We Analyzed 208K Webpages. Here’s What We Learned About Core Web Vitals and UX

We analyzed 208,085 webpages to learn more about Core Web Vitals.

First, we established benchmarks for Cumulative Layout Shift, First Input Delay, and Largest Contentful Paint.

Then, we looked into the correlation between Core Web Vitals and user experience metrics (like bounce rate).

Thanks to data provided by WebCEO, we were able to uncover some interesting findings.

Let’s dive right into the data.

Here is a Summary of Our Key Findings:

1. 53.77% of sites had a good Largest Contentful Paint (LCP) score. 46.23% of sites had “poor” or “needs improvement” LCP ratings.

2. 53.85% of websites in our data set had optimal First Input Delay (FID) ratings. Only 8.57% of sites had a “poor” FID score.

3. 65.13% of analyzed sites boasted good optimal Cumulative Layout Shift (CLS) scores.

4. The average LCP of the sites we analyzed clocked in at 2,386 milliseconds.

5. Average FID was 137.74 milliseconds.

6. The mean CLS score was 0.14. This is slightly higher than the optimal score.

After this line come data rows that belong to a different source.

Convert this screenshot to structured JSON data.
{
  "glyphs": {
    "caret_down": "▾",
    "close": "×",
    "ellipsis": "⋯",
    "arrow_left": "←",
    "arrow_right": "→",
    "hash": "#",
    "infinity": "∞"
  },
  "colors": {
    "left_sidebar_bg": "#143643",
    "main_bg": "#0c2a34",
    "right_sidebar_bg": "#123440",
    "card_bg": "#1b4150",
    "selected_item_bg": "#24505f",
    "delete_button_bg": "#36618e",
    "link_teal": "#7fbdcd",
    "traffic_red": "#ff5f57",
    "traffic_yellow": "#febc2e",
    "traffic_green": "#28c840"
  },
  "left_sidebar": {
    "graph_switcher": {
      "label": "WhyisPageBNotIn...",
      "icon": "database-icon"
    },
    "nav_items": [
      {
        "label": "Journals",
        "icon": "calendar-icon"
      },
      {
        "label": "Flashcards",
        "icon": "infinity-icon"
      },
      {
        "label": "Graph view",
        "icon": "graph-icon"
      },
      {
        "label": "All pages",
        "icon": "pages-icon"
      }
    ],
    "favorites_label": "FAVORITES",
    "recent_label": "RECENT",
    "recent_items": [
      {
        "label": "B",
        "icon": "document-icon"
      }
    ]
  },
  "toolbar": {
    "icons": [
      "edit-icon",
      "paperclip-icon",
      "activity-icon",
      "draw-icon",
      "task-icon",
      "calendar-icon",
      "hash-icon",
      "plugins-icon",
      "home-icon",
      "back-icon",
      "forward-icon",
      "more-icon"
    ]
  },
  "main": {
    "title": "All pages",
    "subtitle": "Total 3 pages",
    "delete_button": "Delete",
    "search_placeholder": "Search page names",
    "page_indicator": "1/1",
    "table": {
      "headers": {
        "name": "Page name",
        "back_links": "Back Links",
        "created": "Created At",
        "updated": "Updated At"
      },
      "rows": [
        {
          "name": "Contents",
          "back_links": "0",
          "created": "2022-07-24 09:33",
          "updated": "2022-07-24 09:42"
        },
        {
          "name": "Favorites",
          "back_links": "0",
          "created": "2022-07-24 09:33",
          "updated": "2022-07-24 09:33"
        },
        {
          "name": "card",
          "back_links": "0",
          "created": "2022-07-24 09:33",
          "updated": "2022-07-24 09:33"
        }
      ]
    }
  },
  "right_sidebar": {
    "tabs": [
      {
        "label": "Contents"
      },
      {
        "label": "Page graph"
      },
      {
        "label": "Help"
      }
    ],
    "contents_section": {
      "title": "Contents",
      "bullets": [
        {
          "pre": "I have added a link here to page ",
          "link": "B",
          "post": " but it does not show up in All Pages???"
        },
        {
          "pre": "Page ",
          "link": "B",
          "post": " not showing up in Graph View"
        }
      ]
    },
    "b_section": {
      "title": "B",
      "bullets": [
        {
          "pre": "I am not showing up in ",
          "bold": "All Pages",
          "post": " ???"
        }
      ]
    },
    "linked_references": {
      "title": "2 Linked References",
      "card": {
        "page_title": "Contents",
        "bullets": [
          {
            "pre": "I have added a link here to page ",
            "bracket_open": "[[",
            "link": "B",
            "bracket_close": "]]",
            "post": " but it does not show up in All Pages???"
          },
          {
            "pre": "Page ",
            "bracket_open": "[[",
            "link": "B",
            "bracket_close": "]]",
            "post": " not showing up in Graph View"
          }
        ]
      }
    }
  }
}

7. The most common issues impacting LCP were high request counts and large transfer sizes.

8. Large layout shifts were the #1 cause of poor CLS scores.

9. The most common issue affecting FID was an inefficient cache policy.

10. There was a weak correlation between Core Web Vital scores and UX metrics.

11. We did find that FID did tend to slightly correlate with page views.

53.77% of Websites Had an Optimal Largest Contentful Paint Score

Our first goal was to see how each site performed based on the three factors that make up Google’s Core Web Vitals: Largest Contentful Paint, Cumulative Layout Shift, and First Input Delay.

Core web vitals are part of Google's overall evaluation of "page experience"

Specifically, we wanted to determine the percentage of pages that were classified as “good”, “needs improvement” and “poor” inside of each site’s Search Console.

To do this, we analyzed anonymized Google Search Console data from 208k pages (approximately 20k total sites).

Our first task: analyze LCP (Large Contentful Paint). In simple terms, LCP measures how long it takes a page to load its visible content.

Here’s how the sites that we analyzed fared:

53.77% of websites had an optimal largest contentful paint score

Good: 53.77%
Needs Improvement: 28.76%
Poor: 17.47%

As you can see, the majority of sites that we looked at had a “good” LCP rating. This was higher than expected, especially when taking into account other benchmarking efforts (like this one by iProspect).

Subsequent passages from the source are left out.